2. An Android phone can't receive text messages from iOS devices
On an iPhone, iMessage is tied to your phone number, not just your Apple ID. If you switch from an iPhone to a non-Apple smartphone without deactivating iMessage first, iOS users will receive a bounce-back message when they try to message you--and you won't receive any messages from Apple devices at all. It's an easy mistake to make, but once you've moved to a new phone on a different platform, there's really no going back.
Fortunately, Apple released a fix for this issue for users who find their text messages in limbo. Visit Apple's Deregister iMessage page and follow the instructions.
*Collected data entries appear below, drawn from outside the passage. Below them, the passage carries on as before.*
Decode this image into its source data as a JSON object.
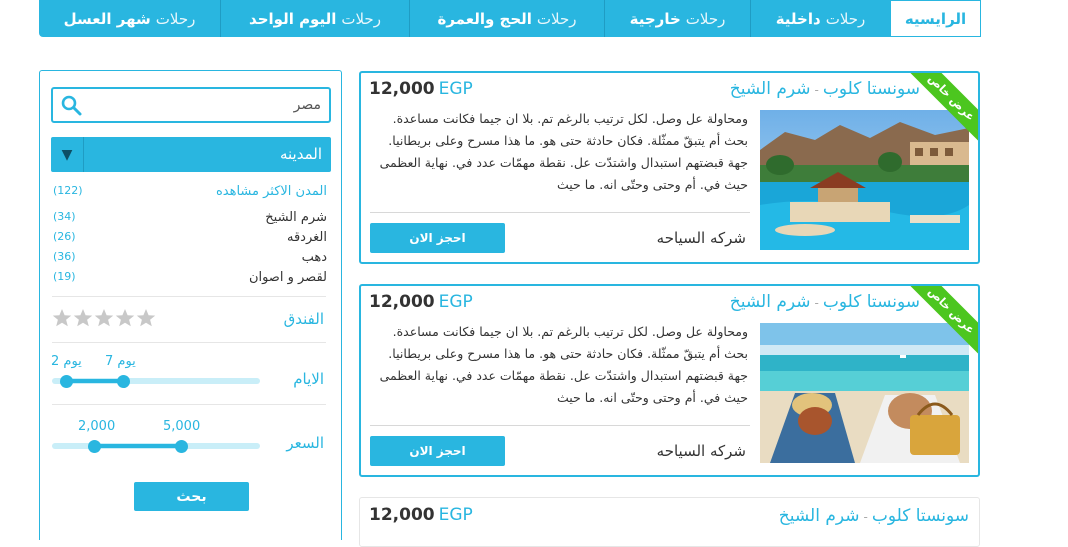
{
  "nav": {
    "items": [
      {
        "pre": "",
        "main": "الرايسيه"
      },
      {
        "pre": "رحلات",
        "main": "داخلية"
      },
      {
        "pre": "رحلات",
        "main": "خارجية"
      },
      {
        "pre": "رحلات",
        "main": "الحج والعمرة"
      },
      {
        "pre": "رحلات",
        "main": "اليوم الواحد"
      },
      {
        "pre": "رحلات",
        "main": "شهر العسل"
      }
    ]
  },
  "sidebar": {
    "search_value": "مصر",
    "city_label": "المدينه",
    "popular_label": "المدن الاكثر مشاهده",
    "popular_count": "(122)",
    "cities": [
      {
        "name": "شرم الشيخ",
        "count": "(34)"
      },
      {
        "name": "الغردقه",
        "count": "(26)"
      },
      {
        "name": "دهب",
        "count": "(36)"
      },
      {
        "name": "لقصر و اصوان",
        "count": "(19)"
      }
    ],
    "hotel_label": "الفندق",
    "hotel_rating": 0,
    "days_label": "الايام",
    "days_min_label": "2 يوم",
    "days_max_label": "7 يوم",
    "price_label": "السعر",
    "price_min": "2,000",
    "price_max": "5,000",
    "search_button": "بحث"
  },
  "cards": [
    {
      "hotel": "سونستا كلوب",
      "sep": "-",
      "city": "شرم الشيخ",
      "price": "12,000",
      "currency": "EGP",
      "description": "ومحاولة عل وصل. لكل ترتيب بالرغم تم. بلا ان جيما فكانت مساعدة. بحث أم يتبقّ ممثّلة. فكان حادثة حتى هو. ما هذا مسرح وعلى بريطانيا. جهة قبضتهم استبدال واشتدّت عل. نقطة مهمّات عدد في. نهاية العظمى حيث في. أم وحتى وحتّى انه. ما حيث",
      "company": "شركه السياحه",
      "book_label": "احجز الان",
      "ribbon": "عرض خاص"
    },
    {
      "hotel": "سونستا كلوب",
      "sep": "-",
      "city": "شرم الشيخ",
      "price": "12,000",
      "currency": "EGP",
      "description": "ومحاولة عل وصل. لكل ترتيب بالرغم تم. بلا ان جيما فكانت مساعدة. بحث أم يتبقّ ممثّلة. فكان حادثة حتى هو. ما هذا مسرح وعلى بريطانيا. جهة قبضتهم استبدال واشتدّت عل. نقطة مهمّات عدد في. نهاية العظمى حيث في. أم وحتى وحتّى انه. ما حيث",
      "company": "شركه السياحه",
      "book_label": "احجز الان",
      "ribbon": "عرض خاص"
    },
    {
      "hotel": "سونستا كلوب",
      "sep": "-",
      "city": "شرم الشيخ",
      "price": "12,000",
      "currency": "EGP"
    }
  ],
  "colors": {
    "accent": "#29b6e0",
    "ribbon": "#4cc61f"
  }
}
3. Can't receive or make calls through FaceTime
Video calls aren't going out or coming in? Start with checking for a software update--FaceTime can be finicky if you aren't using the latest version of iOS or OS X--and ask the person on the other end of the line to update their operating system, too. Check that you have a strong wireless signal (preferably Wi-Fi, or ethernet if you're on a Mac) and that your date and time are set correctly (this too can cause FaceTime to freak out). If none of these are the culprit (and a reboot doesn't help), you might be dealing with a firewall issue. Check out Apple's (advanced) guide to opening ports for FaceTime and iMessage.
4. FaceTime or iMessage are stuck trying to activate
One of the strangest (yet surprisingly common) error messages on FaceTime reads: "Could not sign in. Please check your network connection and try again." Similarly, if you check under Settings > Messages you might see a "Waiting for activation..." notice.
To repair these issues on iOS:
Visit Settings > FaceTime and tap your Apple ID.
Tap Change Location and ensure the correct country is activated.
Follow the same procedure under Settings > Messages > Send & Receive.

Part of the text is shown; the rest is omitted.